One of the things of which I am most proud, is the Regency level of compassion. I cannot overstate this and this is indeed a focal point of our admissions department. Every now and then I receive an email from a family member commenting on one of my blogs with incredulity. They wish to know when I have time to come up with ideas for these postings and how it is that I can zero in on the smallest nuances which showcase the Regency level of care and commitment.
The answer to the latter is that it is all learned by example from our Regency Founder and President who has inculcated in his employees the drive towards achieving excellence without compromise. This philosophy of going the extra mile permeates everything we do here at Regency. When department heads bend down to pick up a piece of lint from the carpet, it is because this is what the President would do and what he therefore expects from every employee.
The answer to the former is typically when I run!
Sunday is often my day for a long run during which time I have the opportunity to ponder Regency Nursing highlights. Some friends of mine participated in a 55-100 mile bicycle race for charity in N.Y.C. yesterday. The race started at the Intrepid museum on the West Side highway and wound its way over the GWB and into Jersey. They were gone for many hours. These same guys typically run with me but opt to bike these days because cycling causes far less strain on the body than running which provides endless shock and abuse to exoskeletal system.
I don’t do biking and my schedule is far too erratic to devote the necessary prep time to biking. Running is far easier you simply lace up and hit the road.

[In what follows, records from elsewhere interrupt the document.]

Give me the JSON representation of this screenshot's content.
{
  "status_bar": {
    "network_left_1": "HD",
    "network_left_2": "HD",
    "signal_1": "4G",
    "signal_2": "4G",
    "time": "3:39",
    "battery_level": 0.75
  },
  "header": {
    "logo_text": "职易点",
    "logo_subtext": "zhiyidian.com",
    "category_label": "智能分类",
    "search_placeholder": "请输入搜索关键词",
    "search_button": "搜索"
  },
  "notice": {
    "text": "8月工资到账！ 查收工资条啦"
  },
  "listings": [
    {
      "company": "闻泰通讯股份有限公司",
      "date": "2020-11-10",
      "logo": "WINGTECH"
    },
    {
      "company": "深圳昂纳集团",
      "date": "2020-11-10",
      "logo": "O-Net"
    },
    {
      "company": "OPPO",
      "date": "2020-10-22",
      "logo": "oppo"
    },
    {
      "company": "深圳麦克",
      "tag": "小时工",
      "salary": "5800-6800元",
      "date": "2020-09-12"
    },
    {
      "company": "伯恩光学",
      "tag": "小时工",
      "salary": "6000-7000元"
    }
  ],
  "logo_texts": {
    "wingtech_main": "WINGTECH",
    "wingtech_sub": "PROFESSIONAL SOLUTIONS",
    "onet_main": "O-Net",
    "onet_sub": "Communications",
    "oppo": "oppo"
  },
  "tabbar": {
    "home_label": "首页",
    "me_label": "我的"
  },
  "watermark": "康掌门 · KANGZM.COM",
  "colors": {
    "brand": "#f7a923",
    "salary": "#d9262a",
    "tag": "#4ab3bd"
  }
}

So yesterday I wound up running alone, which helps with my Regency musings. I went out for a 17.5 mile run (a bit over two hours from start to finish) and I thought about the following illustration of the Regency level of compassion. It is a small vignette that speaks volumes.
Over the weekend, I was watching my kids play football on the front lawn with a bunch of kids from the neighborhood. Their ages were from about 6 to 11 years. I watched them designate two captains for each team, who then proceeded to select their desired players from the pool of kids. The kids were standing around quietly watching and waiting and wanting more than anything to be chosen at the top of the heap and not be humiliated by being chosen last.
I couldn’t help but reflect on my childhood years going through the same selection process during recess at school.
I can still taste how I hoped with every fiber of my being to be selected amongst the first in the group and my great fear of rejection and humiliation by the captains. My sense of self and my sense of pride was dependent upon their consideration and validation. To be sure, I was a pretty decent ball player but I didn’t always get picked first either and certainly not when captains where beholden to select ‘their own.’ The feeling of rejection was so overwhelming and parents cannot fully appreciate this dynamic with their kids at school. I also felt terrible for those kids with ‘two left hands’ who were invariably chosen last and as a pure afterthought.
The most difficult part, I think, was waiting to be chosen while others were chosen first.
I thought about the juxtaposition of this with a similar (unfortunate) reality which exists in many of the nursing homes which I have visited. Sometimes ill walk into a nursing home and see residents literally lined up in wheelchairs along the hallways. This always bothered me terribly. What are these people waiting for?!
Why are the made to sit like that with nobody attending to them?! Then I realized that in many instances they are waiting to be transported back to their floors and rooms from a meal or an activity. I will look at their faces and note the strain and humiliation of watching and waiting to be chosen as others are chosen ahead of them. This illustrates a terrible lack of compassion and empathy.
These are people not widgets!
Why don’t they dedicate a few additional aids to help with their resident transports and protect and preserve the dignity of their residents!
This gives me flashbacks to the days of my youth when I waited to be chosen for the game and similarly how these kids undoubtedly felt this past weekend on my front lawn.
At Regency Nursing facilities across New Jersey, you will NEVER witness residents lined up in the hallways waiting for an elusive aid to ‘choose them’ for transport. This doesn’t happen and never will.
This small but potent vignette to illustrate our compassion is something which I should never take for granted. It is a source of tremendous pride for me personally and it is appreciated by our families every single day!
When we say that at Regency, “Caring Comes to Life,” we mean business.